It started with a small leak. Water seeped under a patch in the roof of a Landover, Md., strip mall and trickled down the cinderblock wall separating a food store and a real estate office. By the time the tenants noticed the problem and arranged for repairs last October, mold was growing along one wall in the real estate office and mildew infested the carpets.

To fix the damage, crews had to rip out 100 square feet of drywall, insulation, ceiling tile and carpeting, clean out the ductwork and, of course, repair the roof. The total cost — $50,000, not counting lost revenue while repairs were under way. The landlord, the tenants and their insurers are still arguing over who should pay the bill.

“It's obviously an issue of great concern to our members,” says Bill Hoffman, director of environmental issues for the International Council of Shopping Centers. “We don't want to see this become the next asbestos.”

Mold isn't new. But in recent years, the microscopic fungus has been gaining notoriety thanks to a string of highly publicized studies — and lawsuits — linking it to such health problems as skin irritation, chronic headaches, nausea, respiratory ailments and even neurological disorders.

Today, the Insurance Information Institute estimates, there are more than 10,000 mold-related lawsuits pending. While only a small percentage of the suits so far involve retail properties, the multimillion-dollar awards handed out by juries in some of the residential mold cases have made shopping center owners sit up and take notice.

“Mold is a front-burner issue for all owners of commercial and retail property,” says Arthur Siegal of Detroit-based law firm of Jaffe, Raitt, Heuer & Weiss.

Because of the potential liability and negative publicity associated with the slimy fungus, owners and managers are reluctant to talk about problems they may be experiencing.

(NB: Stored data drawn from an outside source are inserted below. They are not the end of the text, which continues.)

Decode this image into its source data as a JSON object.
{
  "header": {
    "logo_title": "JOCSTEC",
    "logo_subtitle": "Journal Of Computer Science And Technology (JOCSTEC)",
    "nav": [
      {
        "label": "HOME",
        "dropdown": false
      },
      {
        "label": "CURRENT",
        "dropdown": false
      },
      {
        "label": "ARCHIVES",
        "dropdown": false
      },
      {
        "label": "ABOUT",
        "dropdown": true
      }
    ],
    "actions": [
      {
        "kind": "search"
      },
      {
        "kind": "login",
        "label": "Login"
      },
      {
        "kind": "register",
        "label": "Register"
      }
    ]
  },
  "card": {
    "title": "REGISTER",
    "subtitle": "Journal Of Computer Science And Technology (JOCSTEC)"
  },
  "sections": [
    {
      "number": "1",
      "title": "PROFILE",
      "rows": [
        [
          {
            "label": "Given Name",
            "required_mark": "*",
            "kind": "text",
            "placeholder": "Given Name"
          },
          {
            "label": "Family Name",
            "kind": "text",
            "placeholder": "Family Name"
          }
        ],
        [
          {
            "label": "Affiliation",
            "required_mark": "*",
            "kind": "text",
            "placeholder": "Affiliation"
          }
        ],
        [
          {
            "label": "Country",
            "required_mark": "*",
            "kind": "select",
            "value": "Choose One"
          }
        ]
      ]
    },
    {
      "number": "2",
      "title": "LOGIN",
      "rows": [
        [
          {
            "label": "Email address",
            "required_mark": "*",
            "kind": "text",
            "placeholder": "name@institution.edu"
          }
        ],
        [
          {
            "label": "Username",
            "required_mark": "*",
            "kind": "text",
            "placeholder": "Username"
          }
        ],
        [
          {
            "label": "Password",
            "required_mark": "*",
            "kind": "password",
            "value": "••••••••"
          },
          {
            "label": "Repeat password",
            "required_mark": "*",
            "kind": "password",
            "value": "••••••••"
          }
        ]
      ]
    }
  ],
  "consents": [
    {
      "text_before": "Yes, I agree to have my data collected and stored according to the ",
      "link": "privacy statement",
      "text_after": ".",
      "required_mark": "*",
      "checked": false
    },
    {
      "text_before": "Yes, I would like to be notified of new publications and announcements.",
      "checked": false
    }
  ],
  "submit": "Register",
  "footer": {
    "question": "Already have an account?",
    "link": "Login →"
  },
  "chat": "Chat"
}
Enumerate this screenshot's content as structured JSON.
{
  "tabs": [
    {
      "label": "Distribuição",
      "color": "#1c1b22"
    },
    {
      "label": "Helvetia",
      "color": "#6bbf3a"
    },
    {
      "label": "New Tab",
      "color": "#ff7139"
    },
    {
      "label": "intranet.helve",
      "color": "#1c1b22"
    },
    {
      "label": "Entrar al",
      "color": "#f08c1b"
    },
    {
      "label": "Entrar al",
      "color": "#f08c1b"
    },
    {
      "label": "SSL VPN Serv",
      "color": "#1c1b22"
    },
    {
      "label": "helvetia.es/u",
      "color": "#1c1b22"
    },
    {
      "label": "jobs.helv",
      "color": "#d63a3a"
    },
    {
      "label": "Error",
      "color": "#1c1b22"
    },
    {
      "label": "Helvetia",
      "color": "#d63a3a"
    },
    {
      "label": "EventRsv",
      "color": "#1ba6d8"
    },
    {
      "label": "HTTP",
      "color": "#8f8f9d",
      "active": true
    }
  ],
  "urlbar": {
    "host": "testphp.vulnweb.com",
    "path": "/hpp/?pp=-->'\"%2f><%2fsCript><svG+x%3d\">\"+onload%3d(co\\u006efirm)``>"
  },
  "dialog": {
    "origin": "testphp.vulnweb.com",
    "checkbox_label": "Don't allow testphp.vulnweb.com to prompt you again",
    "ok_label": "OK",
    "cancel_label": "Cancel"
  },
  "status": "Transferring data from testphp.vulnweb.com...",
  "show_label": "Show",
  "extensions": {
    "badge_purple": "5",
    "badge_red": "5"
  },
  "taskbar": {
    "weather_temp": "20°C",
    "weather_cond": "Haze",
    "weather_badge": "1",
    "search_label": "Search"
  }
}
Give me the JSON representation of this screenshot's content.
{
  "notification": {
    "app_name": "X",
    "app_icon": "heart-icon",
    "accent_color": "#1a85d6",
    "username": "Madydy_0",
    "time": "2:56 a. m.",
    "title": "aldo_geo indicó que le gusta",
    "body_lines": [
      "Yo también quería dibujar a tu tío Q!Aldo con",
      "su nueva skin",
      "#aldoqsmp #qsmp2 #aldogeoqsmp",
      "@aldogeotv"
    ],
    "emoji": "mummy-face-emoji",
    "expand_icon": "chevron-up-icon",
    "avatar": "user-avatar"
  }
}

But keeping mum about this problem won't make it go away. Mold cleanup consultants and shopping center insurers stress that it can be quite damaging if it's left to fester. Jeff Boggs, a consultant for EMG Corp. in Hunt Valley, Md., who worked on the Landover cleanup, points to one recent case at an Austin, Tex., strip mall. Mold developed unchecked in a bank and an adjoining restaurant. It took three months to clean up the mess at a cost of $70,000.

That was simple compared to the difficulties one California shopping center encountered. In 1999, the owners of the Market on the Lake in Mission Viejo found that rain trickling through faulty roofs, doors and windows had turned many areas into a breeding ground for mold. They began an 18-month renovation aimed at eliminating the mold and correcting the construction defects and modernizing the center.

Not surprisingly, the infestation caused hardships for some of the center's retailers. Several stores shut down, some employees complained of illnesses they attributed to mold and a number of merchants had to be relocated while the renovations took place. At least three lawsuits were filed by employees who claimed that they got sick working at the center. The estate of James Campbell in Hawaii, which owned the development at the time the mold was found, would not comment because lawsuits are still pending — four years after the problem first surfaced. A spokesman for the center's current owner, Birtcher Properties, did not return a phone call seeking comment.

If you do suffer mold damage, don't expect your insurance company to pick up the tab for the cleanup, no questions asked. Insurers, stung by the explosion in litigation, now exclude mold from general coverage, insisting that it is, instead, a pollution or maintenance issue. Some insurers will sell separate mold coverage, but experts are divided as to whether it is worth the extra cost.

Practices vary from insurer to insurer, but most tend to offer mold coverage as an add-on to environmental insurance policies covering a variety of indoor air quality conditions. Mold coverage can add 10 percent to the cost of environmental insurance for commercial properties and 20 percent for residences. Mold policies vary in terms and payback. Most pay for removing mold but not all of them cover the costs of rebuilding or defending legal claims.

That's why experts say it is vital to be aware of potential mold problems before they start. “Nip it early,” says John Ix, a member of the environmental practice at the Philadelphia law firm Dechert LLP. “If you address a water problem when it is just a water problem and not a mold problem you will save yourself a real headache.”

Acting fast will also forestall complaints of negligence in the event that a tenant later claims to have a mold-related illness.

To protect themselves, some owners now insert requirements into leases making tenants responsible for reporting water damage immediately. Lawyers and consultants suggest that both tenants and maintenance crews be trained to recognize moisture problems and act swiftly, especially in the South and West, where warm weather can promote mold growth year-round.

Says Boggs: “Raise the bar on maintenance people.”